Sosyal Öğrenme Kuramı Nedir?
Sosyal öğrenme teorisi, sosyal davranışın başkalarının davranışlarını gözlemleyerek ve taklit ederek öğrenildiğini öne sürer. Sosyal öğrenme teorisi, yeni bir davranışın kazanılıp kazanılmadığını belirlemeye yardımcı olan dört süreçten bahseder:
- Dikkat: Davranışı fark etme derecemiz. Bir davranışın taklit edilebilmesi için önce dikkatimizi çekmesi gerekir.
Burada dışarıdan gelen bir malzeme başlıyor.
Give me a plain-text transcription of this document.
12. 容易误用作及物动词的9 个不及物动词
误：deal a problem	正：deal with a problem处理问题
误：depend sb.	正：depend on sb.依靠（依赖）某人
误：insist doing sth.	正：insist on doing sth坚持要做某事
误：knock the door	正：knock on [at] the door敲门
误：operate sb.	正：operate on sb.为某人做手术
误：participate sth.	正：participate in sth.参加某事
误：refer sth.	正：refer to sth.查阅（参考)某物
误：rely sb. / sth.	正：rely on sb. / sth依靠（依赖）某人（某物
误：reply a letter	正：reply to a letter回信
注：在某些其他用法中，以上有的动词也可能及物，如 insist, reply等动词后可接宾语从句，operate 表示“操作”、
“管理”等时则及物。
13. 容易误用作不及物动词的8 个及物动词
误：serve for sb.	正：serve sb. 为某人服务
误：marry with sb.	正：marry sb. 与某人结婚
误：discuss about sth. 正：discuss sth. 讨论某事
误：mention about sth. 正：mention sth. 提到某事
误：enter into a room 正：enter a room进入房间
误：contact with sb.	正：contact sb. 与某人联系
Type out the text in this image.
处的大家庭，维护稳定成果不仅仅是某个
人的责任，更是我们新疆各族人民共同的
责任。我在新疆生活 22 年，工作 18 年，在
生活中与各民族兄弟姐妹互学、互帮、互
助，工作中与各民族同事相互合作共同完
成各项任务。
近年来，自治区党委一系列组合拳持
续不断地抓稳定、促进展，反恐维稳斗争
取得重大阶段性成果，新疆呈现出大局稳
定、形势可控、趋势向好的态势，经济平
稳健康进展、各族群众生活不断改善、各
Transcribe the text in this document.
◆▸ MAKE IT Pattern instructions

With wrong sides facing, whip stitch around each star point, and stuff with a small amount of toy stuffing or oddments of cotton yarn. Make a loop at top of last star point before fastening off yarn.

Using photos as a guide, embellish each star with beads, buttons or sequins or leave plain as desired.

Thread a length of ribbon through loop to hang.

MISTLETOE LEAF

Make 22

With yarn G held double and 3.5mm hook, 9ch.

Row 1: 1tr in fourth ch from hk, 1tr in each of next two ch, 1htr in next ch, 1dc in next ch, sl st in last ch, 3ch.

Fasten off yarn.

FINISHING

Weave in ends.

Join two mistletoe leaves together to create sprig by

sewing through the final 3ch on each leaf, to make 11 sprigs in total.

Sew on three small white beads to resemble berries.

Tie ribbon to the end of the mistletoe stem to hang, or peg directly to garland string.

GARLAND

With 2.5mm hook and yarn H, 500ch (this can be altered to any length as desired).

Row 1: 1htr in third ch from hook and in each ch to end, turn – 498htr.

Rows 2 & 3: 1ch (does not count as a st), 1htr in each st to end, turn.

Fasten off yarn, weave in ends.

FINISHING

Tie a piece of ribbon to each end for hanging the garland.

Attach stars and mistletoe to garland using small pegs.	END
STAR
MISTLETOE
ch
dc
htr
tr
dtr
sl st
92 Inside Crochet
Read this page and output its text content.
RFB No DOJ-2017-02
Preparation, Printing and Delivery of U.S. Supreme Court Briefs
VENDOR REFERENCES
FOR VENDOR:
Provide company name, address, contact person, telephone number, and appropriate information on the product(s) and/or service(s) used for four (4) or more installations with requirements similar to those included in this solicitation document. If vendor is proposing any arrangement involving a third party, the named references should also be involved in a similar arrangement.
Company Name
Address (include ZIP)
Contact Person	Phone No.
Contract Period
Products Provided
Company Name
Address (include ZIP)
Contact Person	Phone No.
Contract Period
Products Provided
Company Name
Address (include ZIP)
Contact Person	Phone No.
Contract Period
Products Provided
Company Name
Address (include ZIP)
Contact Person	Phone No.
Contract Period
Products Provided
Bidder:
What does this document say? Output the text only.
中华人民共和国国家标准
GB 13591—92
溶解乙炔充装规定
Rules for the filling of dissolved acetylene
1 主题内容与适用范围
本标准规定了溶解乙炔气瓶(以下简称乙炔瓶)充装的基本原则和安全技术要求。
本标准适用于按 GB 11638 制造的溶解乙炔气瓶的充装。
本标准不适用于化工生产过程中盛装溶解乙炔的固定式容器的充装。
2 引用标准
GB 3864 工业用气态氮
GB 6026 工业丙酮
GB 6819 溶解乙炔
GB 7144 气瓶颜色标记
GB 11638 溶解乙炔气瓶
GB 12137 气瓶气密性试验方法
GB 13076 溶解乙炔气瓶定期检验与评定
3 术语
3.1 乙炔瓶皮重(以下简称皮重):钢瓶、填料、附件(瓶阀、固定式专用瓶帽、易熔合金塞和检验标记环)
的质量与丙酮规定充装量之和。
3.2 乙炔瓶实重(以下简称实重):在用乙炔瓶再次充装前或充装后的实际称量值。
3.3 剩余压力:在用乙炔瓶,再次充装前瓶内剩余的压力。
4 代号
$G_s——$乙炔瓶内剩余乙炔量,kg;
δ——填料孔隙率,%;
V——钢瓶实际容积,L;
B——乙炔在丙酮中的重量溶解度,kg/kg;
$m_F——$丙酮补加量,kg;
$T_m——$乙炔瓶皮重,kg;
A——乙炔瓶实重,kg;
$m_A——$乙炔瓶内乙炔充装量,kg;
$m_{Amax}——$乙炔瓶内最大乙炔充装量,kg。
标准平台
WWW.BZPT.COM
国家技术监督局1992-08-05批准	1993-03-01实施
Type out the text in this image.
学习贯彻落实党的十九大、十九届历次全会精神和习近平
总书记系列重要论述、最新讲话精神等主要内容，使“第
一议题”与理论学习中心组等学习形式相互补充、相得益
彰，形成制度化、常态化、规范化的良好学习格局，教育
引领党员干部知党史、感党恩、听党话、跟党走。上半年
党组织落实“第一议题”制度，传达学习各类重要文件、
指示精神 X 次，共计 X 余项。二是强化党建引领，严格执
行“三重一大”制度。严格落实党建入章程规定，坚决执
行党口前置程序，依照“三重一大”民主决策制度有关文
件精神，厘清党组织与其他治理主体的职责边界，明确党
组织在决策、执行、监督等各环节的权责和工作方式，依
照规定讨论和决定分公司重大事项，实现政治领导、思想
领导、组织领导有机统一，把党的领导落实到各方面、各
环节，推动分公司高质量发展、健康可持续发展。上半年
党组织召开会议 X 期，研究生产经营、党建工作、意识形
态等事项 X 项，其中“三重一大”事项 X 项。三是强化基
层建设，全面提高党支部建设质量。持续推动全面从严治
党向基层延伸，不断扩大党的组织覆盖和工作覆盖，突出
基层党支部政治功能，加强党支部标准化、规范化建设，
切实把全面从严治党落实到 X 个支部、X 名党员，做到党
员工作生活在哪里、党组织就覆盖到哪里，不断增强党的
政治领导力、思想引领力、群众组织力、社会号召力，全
Günlük olarak gözlemlediğimiz ve taklit etmediğimiz davranışların sayısı göz önüne alındığında, bir davranışın taklidi etkileyip etkilemediği konusunda dikkatin çok önemli olduğunu gösterir.
- Akılda Tutma: Davranışı ne kadar iyi hatırlıyoruz. Davranışı hatırlamazsak davranışı gerçekleştiremeyiz. Yani bir davranış fark edilebilirken, bir bellek oluşturulmadıkça gözlemci davranışı gerçekleştirmeyecektir. Ve sosyal öğrenme anında olmadığı için, akılda tutma davranış modelleme için hayati önem taşır.
- Yeniden Üretme: Davranışı gerçekleştirme yeteneği. Bu, gözlemlediğimiz bir davranışı yeniden üretme yeteneğidir. Davranışı deneyip denememe konusundaki kararımızı etkiler. Gözlenen bir davranışı taklit etmek istediğimizde bile, fiziksel yeteneklerimizle sınırlıyızdır.
- Motivasyon: Davranışı taklit etme isteği. Bu arabuluculuk sürecine dolaylı pekiştirme denir. Doğrudan deneyim yoluyla değil, diğer insanlar için eylemlerin sonuçlarını gözlemleyerek öğrenmeyi içerir.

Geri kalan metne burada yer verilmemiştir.